The Economic Community of West African States is working to better coordinate agricultural production to increase profits for farmers and distribute food to areas affected by drought.
West African leaders have a comprehensive agriculture development program to support private sector investment in family farms, make those goods more competitive on international markets, and better guarantee food security.
Sheila Sisulu, the deputy executive director of the United Nations World Food Program, believes that commitment by the regional alliance known as ECOWAS will succeed because it is led by member states, collaborates with development partners, and addresses all aspects of food security.
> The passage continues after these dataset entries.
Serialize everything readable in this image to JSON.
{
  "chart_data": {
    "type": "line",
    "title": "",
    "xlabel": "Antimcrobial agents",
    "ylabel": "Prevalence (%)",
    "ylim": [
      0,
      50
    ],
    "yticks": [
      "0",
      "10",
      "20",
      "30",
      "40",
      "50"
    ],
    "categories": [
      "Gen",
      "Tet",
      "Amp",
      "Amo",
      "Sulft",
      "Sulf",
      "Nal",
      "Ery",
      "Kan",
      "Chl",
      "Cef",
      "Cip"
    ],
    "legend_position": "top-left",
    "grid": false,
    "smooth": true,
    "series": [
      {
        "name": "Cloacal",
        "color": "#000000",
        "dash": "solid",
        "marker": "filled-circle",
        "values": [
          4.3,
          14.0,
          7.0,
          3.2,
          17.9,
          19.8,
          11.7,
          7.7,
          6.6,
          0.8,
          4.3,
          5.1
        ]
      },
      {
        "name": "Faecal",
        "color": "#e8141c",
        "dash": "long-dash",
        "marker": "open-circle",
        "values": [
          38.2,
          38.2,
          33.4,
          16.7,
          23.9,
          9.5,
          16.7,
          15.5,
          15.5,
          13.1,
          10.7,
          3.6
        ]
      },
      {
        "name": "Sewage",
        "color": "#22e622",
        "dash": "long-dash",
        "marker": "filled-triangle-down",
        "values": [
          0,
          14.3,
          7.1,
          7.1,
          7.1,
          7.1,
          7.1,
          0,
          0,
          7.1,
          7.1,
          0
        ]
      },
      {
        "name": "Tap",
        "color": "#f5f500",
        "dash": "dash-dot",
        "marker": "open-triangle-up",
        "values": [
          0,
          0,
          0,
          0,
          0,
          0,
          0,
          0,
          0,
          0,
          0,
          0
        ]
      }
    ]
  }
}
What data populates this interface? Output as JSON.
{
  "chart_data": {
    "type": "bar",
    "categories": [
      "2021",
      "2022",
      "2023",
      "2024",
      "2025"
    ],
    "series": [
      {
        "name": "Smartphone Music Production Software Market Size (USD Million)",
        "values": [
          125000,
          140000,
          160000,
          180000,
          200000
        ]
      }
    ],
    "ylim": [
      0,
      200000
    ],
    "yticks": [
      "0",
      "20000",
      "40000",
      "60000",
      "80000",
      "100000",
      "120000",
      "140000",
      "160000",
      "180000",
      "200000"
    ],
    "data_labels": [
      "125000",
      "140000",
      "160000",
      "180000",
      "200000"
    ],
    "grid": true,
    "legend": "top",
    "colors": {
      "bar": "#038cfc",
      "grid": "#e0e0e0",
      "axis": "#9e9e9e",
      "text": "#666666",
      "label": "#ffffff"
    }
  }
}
"They are taking the lead in determining and making sure that food security and agriculture are front and center of their priorities. I think that is a great step forward," she said.
Sisulu says the alliance's Comprehensive African Agriculture Development Program complements existing World Food Program projects, including its Purchase for Progress plan, which strengthens food security while guaranteeing prices for small farmers, most of whom are women in Burkina Faso, Ghana, Liberia, Mali, and Sierra Leone.
Sisulu says the United Nations can help ECOWAS determine how best to move food within the region from areas of surplus to areas of hunger.
"The other is of course our capacity to do vulnerability analysis and mapping and also early-warning systems, so that the governments are able, collectively through ECOWAS, to know where the crisis might hit, where the response might come from, and how to coordinate that so they prevent crises," she said.
This year, West Africa's biggest food crisis is in Niger, where 60 percent of the population are facing severe food shortages because of poor rains. The World Food Program is targeting more than 1.5 million people for a general food distribution and as many as 500,000 children under the age of six for specialized therapeutic feeding.
Relief officials say feeding programs are now reaching most of the people at risk. But there are not yet enough contributions from foreign donors to keep that going through the lean season between harvests.
"The international community has stepped up and the government in Niger has taken responsibility and is very, very responsive to the assistance they are being provided, that they have called for and they are getting. However, from a WFP/PAM point of view, we still are short of resources. And we hope, especially as we are really going into the lean season, going forward and heightened hunger, that we will be able to get the resources in," said Sisulu.
Across the Sahel, relief officials say ten million people could be affected by food shortages this year. The U.N. says more than 850,000 children are at risk of severe malnutrition, mostly in Niger and Chad. Poor farmers in Niger, Chad, and northeastern Mali will likely need food assistance at least through the early harvests in August.